Mäzen und Marketing-Genie – Was Red-Bull-Gründer Dietrich Mateschitz hinterlässt

Von: Daniel Imwinkelried

Der Österreicher ist im Alter von 78 Jahren verstorben. Ob sein Sohn nun das Unternehmen um den Energy-Drink übernehmen wird, ist unklar. Ein Nachruf.

Der Unternehmer erlag einer schweren Erkrankung. dpa

Dietrich Mateschitz

Der Unternehmer erlag einer schweren Erkrankung.

Wien Der österreichische Milliardär und Red-Bull-Inhaber Dietrich Mateschitz ist tot. „Wir wussten, dass er in einem sehr schweren gesundheitlichen Zustand war. Aber trotzdem, nachdem es nun eingetreten ist, ist es für uns alle unfassbar“, sagte Red Bulls Motorsportberater Helmut Marko am Samstag dem TV-Sender „Sky“. Andere Medien hatten berichtet, der 78-Jährige sei nach längerer Krankheit gestorben.

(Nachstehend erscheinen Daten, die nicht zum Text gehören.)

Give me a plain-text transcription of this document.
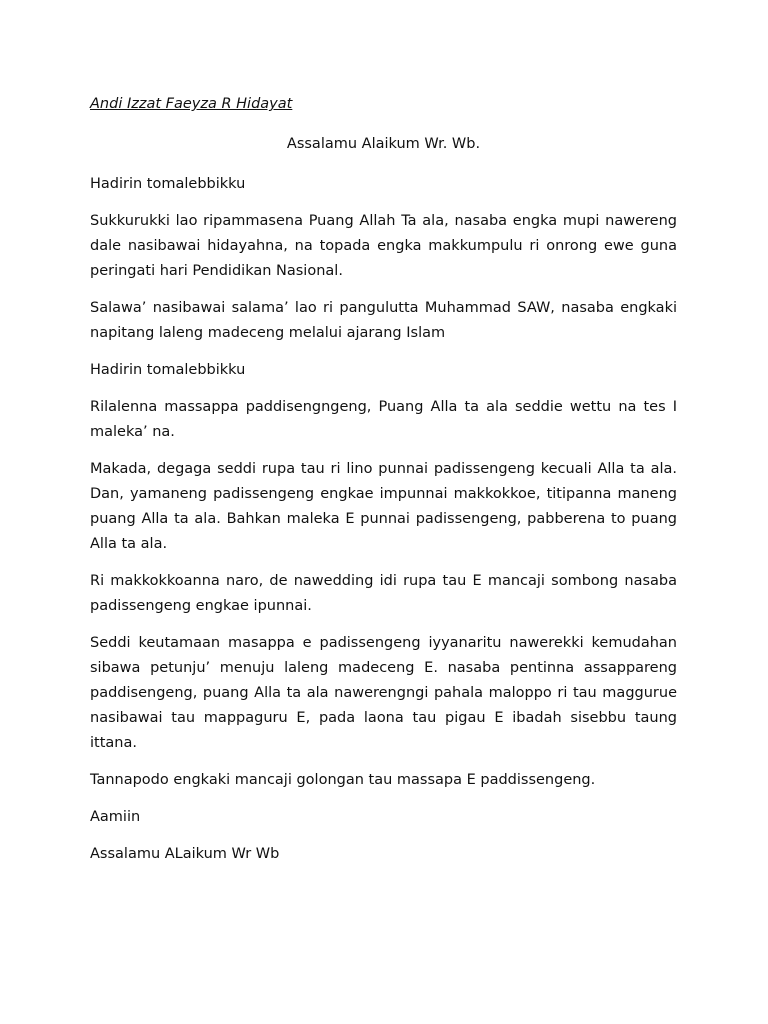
Andi Izzat Faeyza R Hidayat

Assalamu Alaikum Wr. Wb.

Hadirin tomalebbikku

Sukkurukki lao ripammasena Puang Allah Ta ala, nasaba engka mupi nawereng dale nasibawai hidayahna, na topada engka makkumpulu ri onrong ewe guna peringati hari Pendidikan Nasional.

Salawa’ nasibawai salama’ lao ri pangulutta Muhammad SAW, nasaba engkaki napitang laleng madeceng melalui ajarang Islam

Hadirin tomalebbikku

Rilalenna massappa paddisengngeng, Puang Alla ta ala seddie wettu na tes I maleka’ na.

Makada, degaga seddi rupa tau ri lino punnai padissengeng kecuali Alla ta ala. Dan, yamaneng padissengeng engkae impunnai makkokkoe, titipanna maneng puang Alla ta ala. Bahkan maleka E punnai padissengeng, pabberena to puang Alla ta ala.

Ri makkokkoanna naro, de nawedding idi rupa tau E mancaji sombong nasaba padissengeng engkae ipunnai.

Seddi keutamaan masappa e padissengeng iyyanaritu nawerekki kemudahan sibawa petunju’ menuju laleng madeceng E. nasaba pentinna assappareng paddisengeng, puang Alla ta ala nawerengngi pahala maloppo ri tau maggurue nasibawai tau mappaguru E, pada laona tau pigau E ibadah sisebbu taung ittana.

Tannapodo engkaki mancaji golongan tau massapa E paddissengeng.

Aamiin

Assalamu ALaikum Wr Wb
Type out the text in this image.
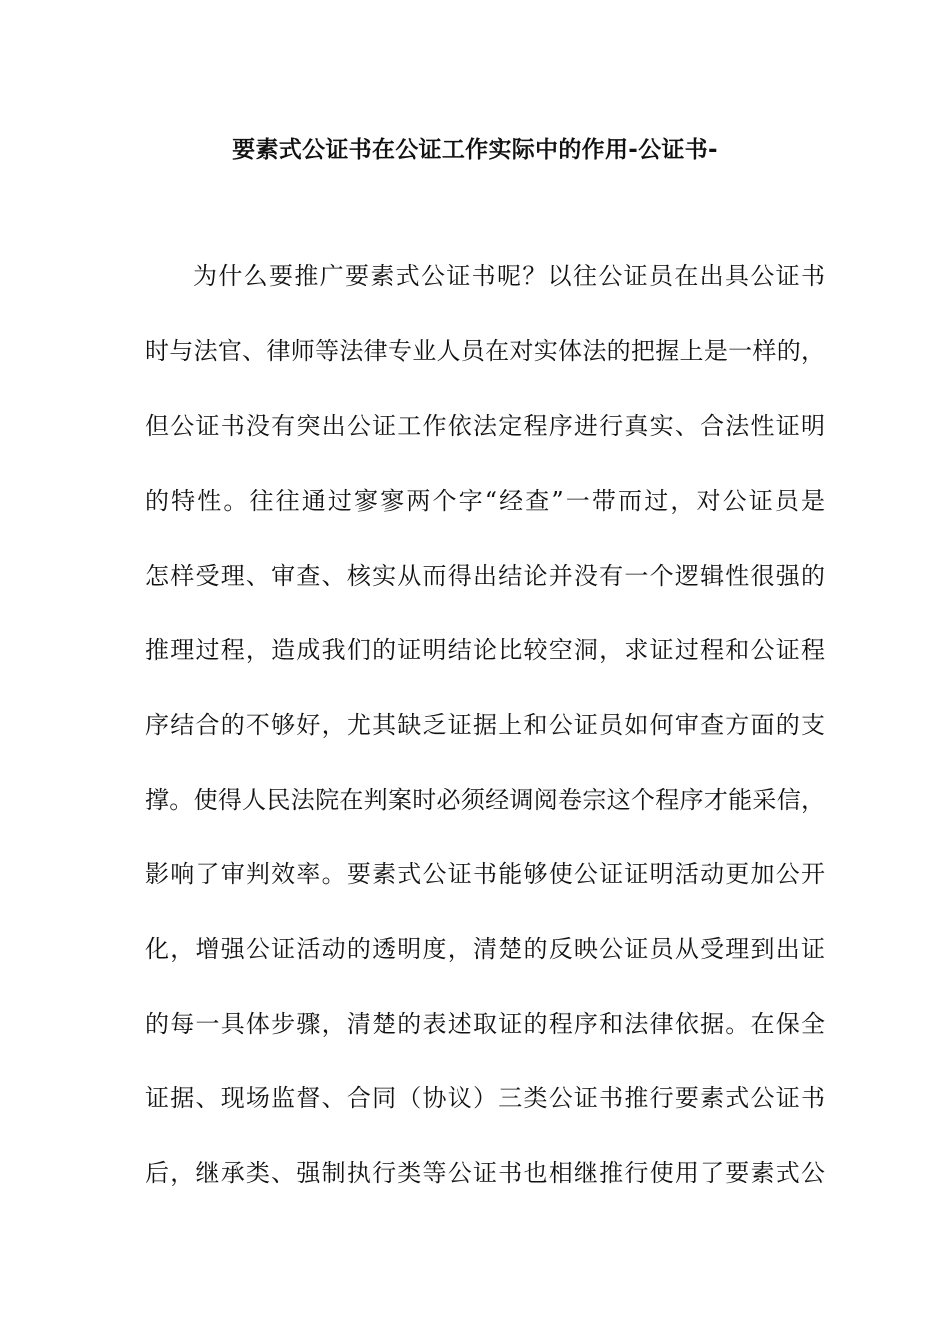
要素式公证书在公证工作实际中的作用-公证书-
为什么要推广要素式公证书呢？以往公证员在出具公证书
时与法官、律师等法律专业人员在对实体法的把握上是一样的，
但公证书没有突出公证工作依法定程序进行真实、合法性证明
的特性。往往通过寥寥两个字“经查”一带而过，对公证员是
怎样受理、审查、核实从而得出结论并没有一个逻辑性很强的
推理过程，造成我们的证明结论比较空洞，求证过程和公证程
序结合的不够好，尤其缺乏证据上和公证员如何审查方面的支
撑。使得人民法院在判案时必须经调阅卷宗这个程序才能采信，
影响了审判效率。要素式公证书能够使公证证明活动更加公开
化，增强公证活动的透明度，清楚的反映公证员从受理到出证
的每一具体步骤，清楚的表述取证的程序和法律依据。在保全
证据、现场监督、合同（协议）三类公证书推行要素式公证书
后，继承类、强制执行类等公证书也相继推行使用了要素式公
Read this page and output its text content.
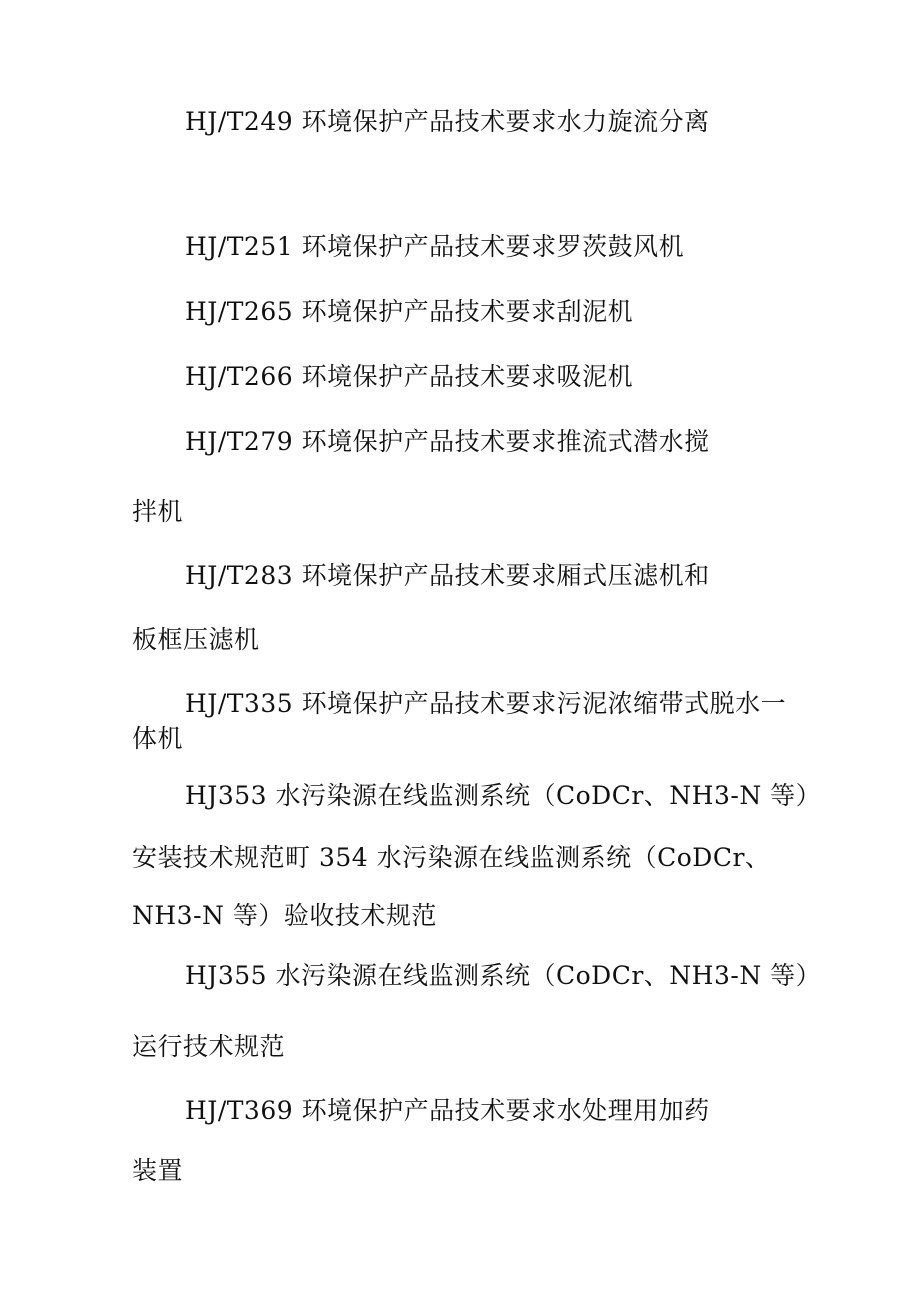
HJ/T249 环境保护产品技术要求水力旋流分离
HJ/T251 环境保护产品技术要求罗茨鼓风机
HJ/T265 环境保护产品技术要求刮泥机
HJ/T266 环境保护产品技术要求吸泥机
HJ/T279 环境保护产品技术要求推流式潜水搅
拌机
HJ/T283 环境保护产品技术要求厢式压滤机和
板框压滤机
HJ/T335 环境保护产品技术要求污泥浓缩带式脱水一
体机
HJ353 水污染源在线监测系统（CoDCr、NH3-N 等）
安装技术规范町 354 水污染源在线监测系统（CoDCr、
NH3-N 等）验收技术规范
HJ355 水污染源在线监测系统（CoDCr、NH3-N 等）
运行技术规范
HJ/T369 环境保护产品技术要求水处理用加药
装置
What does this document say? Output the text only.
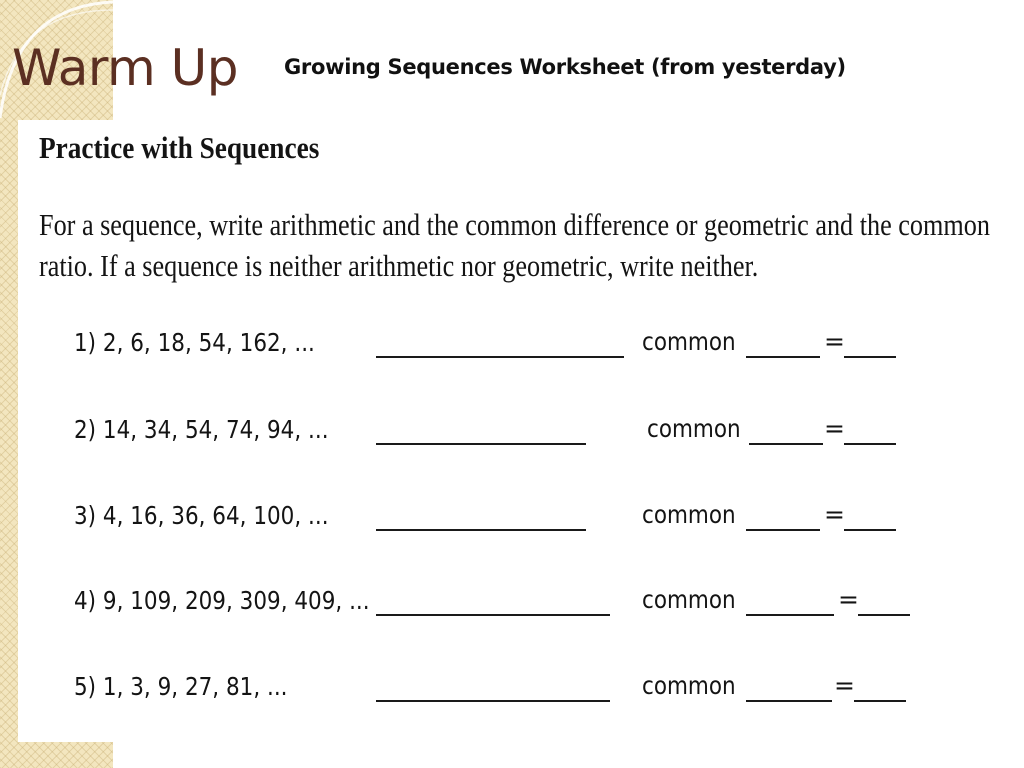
Warm Up Growing Sequences Worksheet (from yesterday)
Practice with Sequences
For a sequence, write arithmetic and the common difference or geometric and the common
ratio. If a sequence is neither arithmetic nor geometric, write neither.
1) 2, 6, 18, 54, 162, ...	common	=
2) 14, 34, 54, 74, 94, ...	common	=
3) 4, 16, 36, 64, 100, ...	common	=
4) 9, 109, 209, 309, 409, ...	common	=
5) 1, 3, 9, 27, 81, ...	common	=
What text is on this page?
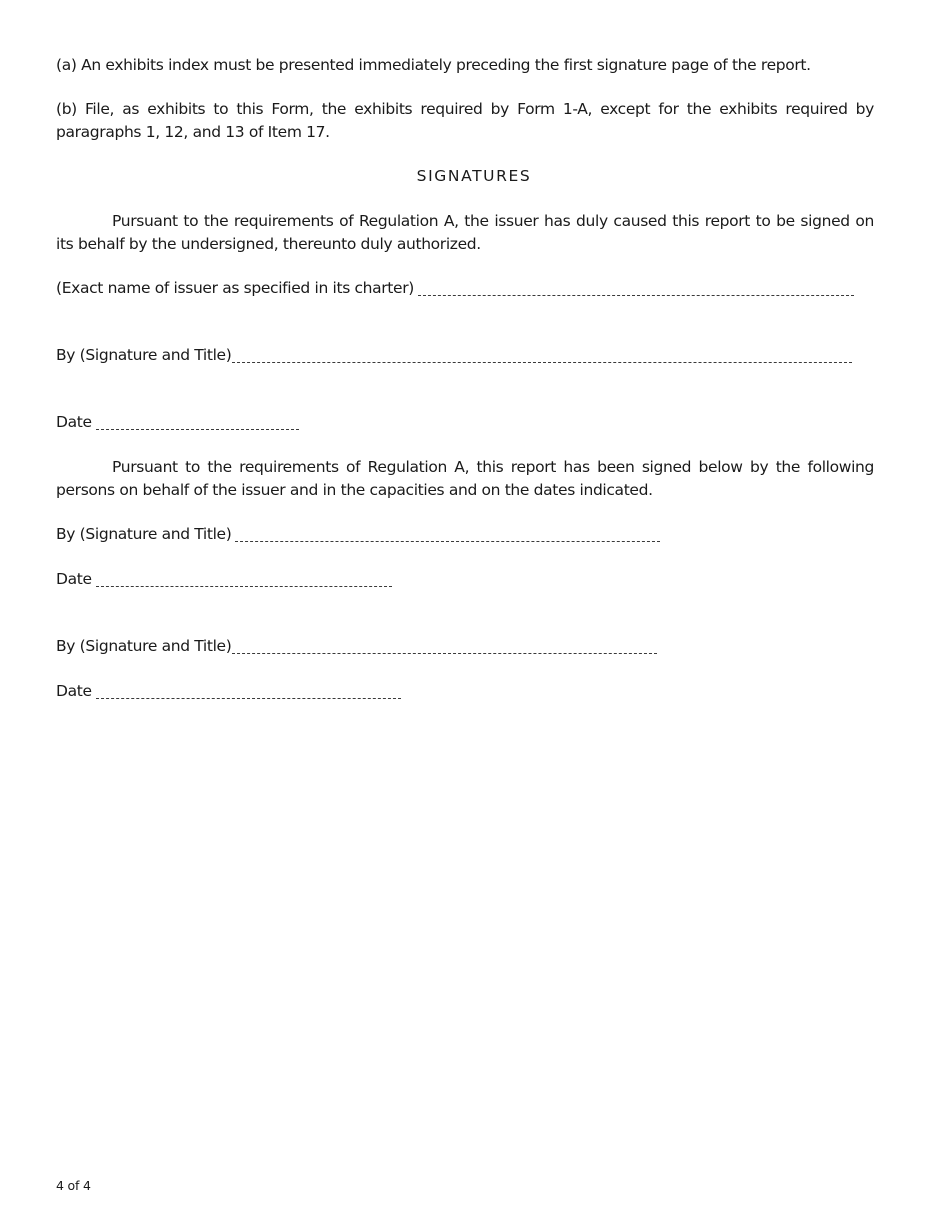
(a) An exhibits index must be presented immediately preceding the first signature page of the report.
(b) File, as exhibits to this Form, the exhibits required by Form 1-A, except for the exhibits required by paragraphs 1, 12, and 13 of Item 17.
SIGNATURES
Pursuant to the requirements of Regulation A, the issuer has duly caused this report to be signed on its behalf by the undersigned, thereunto duly authorized.
(Exact name of issuer as specified in its charter)
By (Signature and Title)
Date
Pursuant to the requirements of Regulation A, this report has been signed below by the following persons on behalf of the issuer and in the capacities and on the dates indicated.
By (Signature and Title)
Date
By (Signature and Title)
Date
4 of 4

Der in der Steiermark geborene Unternehmer hatte sich rund um den Energydrink Red Bull ein globales Imperium aufgebaut. Er galt als reichster Mann Österreichs. Red Bull ist mit einem Wert von knapp 17 Milliarden Euro wertvollste Marke des Landes. Mateschitz‘ Vermögen wurde zuletzt auf etwa 25 Milliarden Euro geschätzt.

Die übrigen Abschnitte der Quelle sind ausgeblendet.